Auditoria do SUS aponta falhas em contrato de hospital ligado a vice-governadora
Relatório do DenaSUS encontrou pagamentos sem comprovação a hospital de Garanhuns ligado ao marido de Priscila Krause
Uma auditoria do Departamento Nacional de Auditoria do SUS (DenaSUS), divulgada na noite desta quinta-feira (13), identificou falhas na fiscalização e na manutenção de contratos entre o governo de Pernambuco e um hospital de Garanhuns, no Agreste Pernambucano.
A Casa de Saúde e Maternidade Nossa Senhora do Perpétuo Socorro, que pertence ao marido da vice-governadora Priscila Krause, teria recebido recursos do Sistema Único de Saúde (SUS) por procedimentos sem comprovação, segundo a auditoria.

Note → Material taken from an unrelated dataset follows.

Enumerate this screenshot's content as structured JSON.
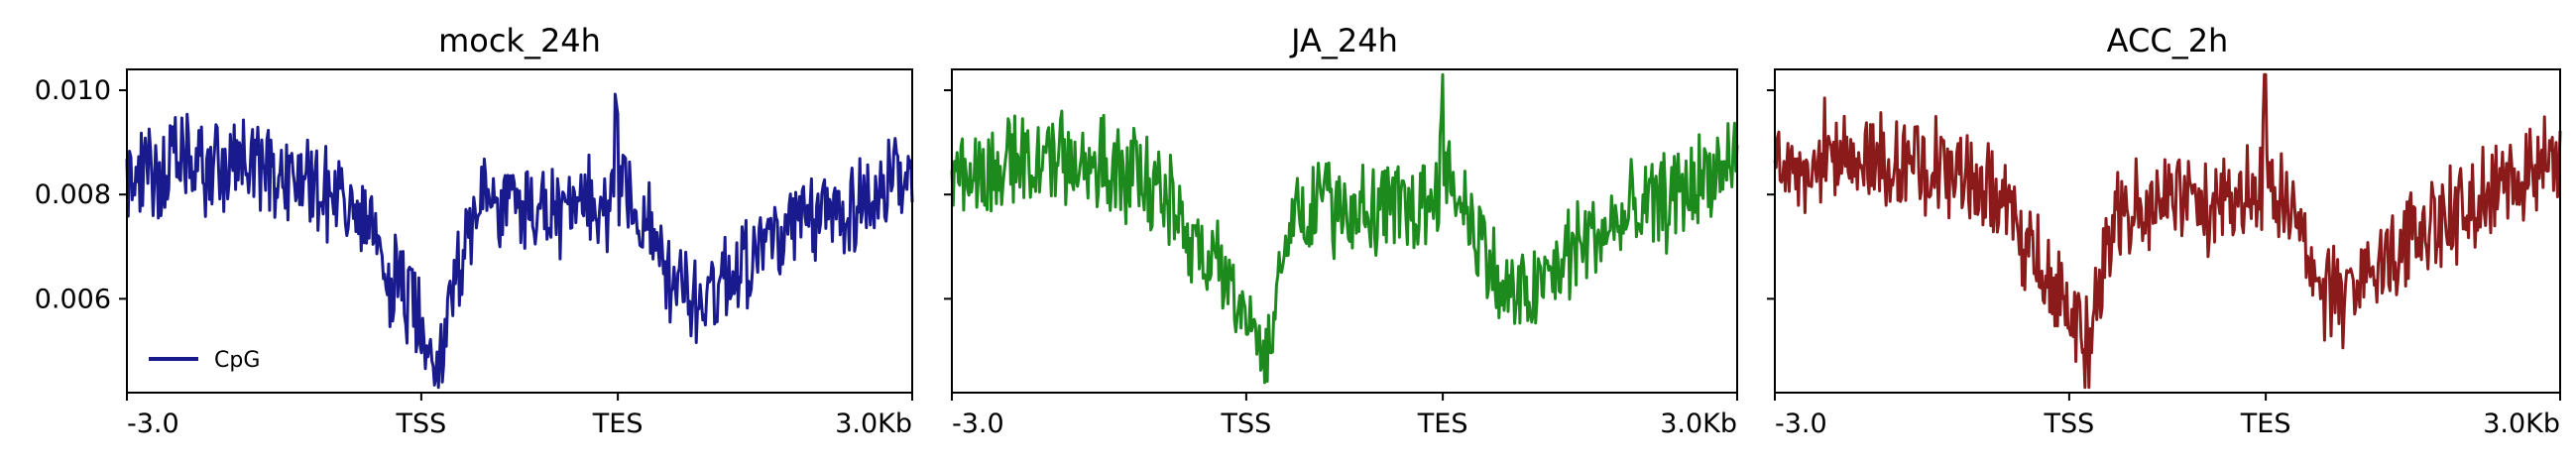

O relatório apontou um prejuízo de cerca de R$ 905,2 mil aos cofres públicos devido a procedimentos pagos pelo SUS sem a devida comprovação de execução nos prontuários médicos, e recomendou a devolução integral desses valores ao Fundo Nacional de Saúde.
Os auditores destacaram fragilidades na governança, no controle interno e na transparência do contrato, classificando a relação como uma "contratação direcionada de fato, ainda que não formalmente". O documento pondera que contratos de alto valor com entidades vinculadas a agentes políticos de alto escalão elevam os riscos aos princípios da impessoalidade e da moralidade administrativa.
Principais achados sobre hemodiálise e oncologia
Na análise dos serviços de hemodiálise, a auditoria verificou que, de 507 prontuários analisados, 90 sessões foram pagas sem comprovação técnica ou registros de presença e prescrição.
O hospital contestou o dado, afirmando ter localizado documentos de 15 sessões, mas o parecer final manteve a cobrança por ressarcimento ao erário.
Em relação ao tratamento oncológico, foram identificadas irregularidades em 113 Autorizações de Internação Hospitalar (AIH) entre janeiro de 2023 e maio de 2025, incluindo cobranças a maior e falta de controles individuais de frequência em sessões de quimioterapia.
Valores regulares e escopo da fiscalização
O DenaSUS ressaltou que a maior parcela dos recursos federais repassados à unidade foi aplicada corretamente, considerando regulares os pagamentos relativos às diárias de Unidade de Terapia Intensiva (UTI).
A fiscalização abrangeu os serviços prestados entre janeiro de 2023 e julho de 2025, em atendimento a um pedido da Assembleia Legislativa de Pernambuco (Alepe).
Posicionamento do hospital de Garanhuns
Em nota divulgada para a imprensa, o hospital informa que os valores apontados pela auditoria representam cerca de 1% do total de recursos auditados no período.
Segundo a instituição, a maior parte dos questionamentos está relacionada a divergências sobre a codificação administrativa aplicada a cirurgias oncológicas efetivamente realizadas, e não à inexistência dos procedimentos.
O hospital também sustenta que a avaliação feita pelos auditores desconsidera aspectos da autonomia técnica dos médicos responsáveis pelo atendimento.
De acordo com a direção, a escolha da técnica cirúrgica e da via de acesso utilizada em cada paciente cabe ao médico assistente, conforme as características de cada caso clínico.
Ao final, a Casa de Saúde afirma que apresentará documentação médica para contestar os apontamentos do relatório e reforça que mantém compromisso permanente com o SUS e com a população atendida há mais de cinco décadas.